Walk of Fame fix won’t be easy stroll
It took a year’s study and installation of a “test strip” on Hollywood’s busiest corner to figure out how best to stabilize the buckling bronze stars and pink-and-black terrazzo that line Hollywood’s aging Walk of Fame.
Now, officials of the Metropolitan Transportation Authority are trying to determine just how to pay for the estimated $4.1-million repair job.
MTA officials said Wednesday that their agency will take the lead in lining up funding from Los Angeles, the Hollywood Chamber of Commerce, the Hollywood Historic Trust as well as other entities -- including itself.
The transit agency will set up a Walk of Fame Restoration Committee, which will be asked to also seek financing from corporations, local businesses and individual contributors, according to a report delivered to members of an MTA planning committee.
The report noted that “the current condition of the sidewalks has become unsightly and potentially dangerous to the many thousands of pedestrians who frequent the area.”

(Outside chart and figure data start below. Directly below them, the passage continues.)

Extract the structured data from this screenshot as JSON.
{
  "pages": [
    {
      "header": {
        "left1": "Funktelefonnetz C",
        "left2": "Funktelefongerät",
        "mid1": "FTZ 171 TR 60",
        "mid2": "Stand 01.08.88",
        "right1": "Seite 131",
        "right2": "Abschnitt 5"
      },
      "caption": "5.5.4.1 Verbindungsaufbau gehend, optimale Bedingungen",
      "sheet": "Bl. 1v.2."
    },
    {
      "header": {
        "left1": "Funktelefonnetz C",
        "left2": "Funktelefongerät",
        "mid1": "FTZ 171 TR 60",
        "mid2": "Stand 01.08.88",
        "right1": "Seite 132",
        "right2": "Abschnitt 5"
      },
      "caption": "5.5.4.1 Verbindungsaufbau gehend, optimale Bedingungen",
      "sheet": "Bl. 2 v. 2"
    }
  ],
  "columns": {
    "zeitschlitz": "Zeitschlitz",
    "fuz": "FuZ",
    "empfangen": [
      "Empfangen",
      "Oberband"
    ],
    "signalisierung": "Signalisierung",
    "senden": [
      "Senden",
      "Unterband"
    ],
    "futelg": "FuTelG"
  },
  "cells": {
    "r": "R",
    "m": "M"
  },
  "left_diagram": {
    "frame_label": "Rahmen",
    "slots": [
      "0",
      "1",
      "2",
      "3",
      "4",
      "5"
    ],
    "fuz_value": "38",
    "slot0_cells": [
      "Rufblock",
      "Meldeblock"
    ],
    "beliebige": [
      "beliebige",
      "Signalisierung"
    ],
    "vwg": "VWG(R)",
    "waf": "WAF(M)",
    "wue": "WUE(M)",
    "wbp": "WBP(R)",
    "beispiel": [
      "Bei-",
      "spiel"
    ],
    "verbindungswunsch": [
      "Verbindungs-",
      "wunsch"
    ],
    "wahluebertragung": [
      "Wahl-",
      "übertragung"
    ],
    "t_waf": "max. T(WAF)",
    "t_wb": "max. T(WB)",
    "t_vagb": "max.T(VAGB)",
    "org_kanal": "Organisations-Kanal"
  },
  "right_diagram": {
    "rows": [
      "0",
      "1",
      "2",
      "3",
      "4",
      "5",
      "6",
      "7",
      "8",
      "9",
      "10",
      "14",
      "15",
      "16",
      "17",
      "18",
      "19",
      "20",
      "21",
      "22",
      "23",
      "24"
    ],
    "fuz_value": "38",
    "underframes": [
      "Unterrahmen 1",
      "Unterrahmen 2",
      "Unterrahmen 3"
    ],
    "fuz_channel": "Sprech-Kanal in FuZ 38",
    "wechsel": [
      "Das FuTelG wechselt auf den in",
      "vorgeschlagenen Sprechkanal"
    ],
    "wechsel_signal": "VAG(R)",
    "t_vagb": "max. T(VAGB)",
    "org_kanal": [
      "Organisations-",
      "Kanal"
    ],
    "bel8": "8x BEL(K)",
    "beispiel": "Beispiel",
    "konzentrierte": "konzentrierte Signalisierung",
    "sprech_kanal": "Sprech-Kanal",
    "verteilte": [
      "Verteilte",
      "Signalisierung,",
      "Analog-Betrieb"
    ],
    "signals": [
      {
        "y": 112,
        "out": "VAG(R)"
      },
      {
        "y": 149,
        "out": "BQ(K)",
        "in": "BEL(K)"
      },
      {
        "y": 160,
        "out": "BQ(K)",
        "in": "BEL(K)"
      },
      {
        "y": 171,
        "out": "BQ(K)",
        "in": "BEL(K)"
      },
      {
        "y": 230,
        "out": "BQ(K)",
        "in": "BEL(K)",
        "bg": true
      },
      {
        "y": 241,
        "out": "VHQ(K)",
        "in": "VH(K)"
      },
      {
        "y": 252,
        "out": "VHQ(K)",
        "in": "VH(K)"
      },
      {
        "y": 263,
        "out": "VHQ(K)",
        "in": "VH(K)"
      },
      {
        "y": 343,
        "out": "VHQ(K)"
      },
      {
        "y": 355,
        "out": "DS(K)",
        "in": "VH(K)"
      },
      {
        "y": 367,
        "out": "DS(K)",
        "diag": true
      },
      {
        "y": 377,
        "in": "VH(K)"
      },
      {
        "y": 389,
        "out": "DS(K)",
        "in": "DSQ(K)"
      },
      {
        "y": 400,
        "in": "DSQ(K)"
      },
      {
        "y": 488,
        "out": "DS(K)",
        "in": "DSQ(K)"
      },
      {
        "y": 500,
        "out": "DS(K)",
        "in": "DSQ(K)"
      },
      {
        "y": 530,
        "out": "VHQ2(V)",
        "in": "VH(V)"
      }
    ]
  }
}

The Walk of Fame section on the north side of Hollywood Boulevard between Highland Avenue and Orange Drive was listed as a top priority for repairs. That sidewalk, in front of a Metro Red Line terminal entrance and the Kodak Theatre and Grauman’s Chinese Theatre, is heavily used by subway riders and tourists.
The corner of Hollywood and Highland is where sidewalk buckling forced officials to rip out a 60-foot stretch of terrazzo walkway on the eve of the 2007 Academy Awards for their $80,000 test strip. In all, 132 terrazzo squares -- 16 containing bronze stars honoring celebrities -- were dug out.
The old 3-inch-thick sidewalk was replaced with a concrete base up to 8 inches thick.
At the same time, the nonprofit Hollywood Trust upped the price of new stars by more than 40% -- to $25,000 per celebrity -- to pay for future Walk of Fame maintenance.
To many, including the late honorary mayor of Hollywood, Johnny Grant, it was clear at the time what was causing the buckling: the Metro Red Line subway.
“The MTA has been stalling me for years,” said Grant, who died earlier this year. “We think there’s earth movement with the subway under there.”
Hollywood activists have suggested that a subterranean stream running through the area may have caused “voids” in grouting when the MTA was building the subway beneath the boulevard.
A 1994 Times investigation revealed that grouting was not included along the subway’s boulevard stretch, as a money-saving construction measure. Later, when the boulevard sank 9 inches, grout was ordered pumped in. But equipment failure interfered with that project, the investigation discovered.
The MTA has long blamed solar energy for the Walk of Fame damage. Wednesday’s report again cited “the inadequacy of the original Walk’s terrazzo design and its inability to resist thermal expansion caused by prolonged exposure to the sun.”
Transit officials’ role in the proposed repairs was requested in April by MTA board member Zev Yaroslavsky, who last year acknowledged, “We have a problem . . . you could break an ankle walking there.”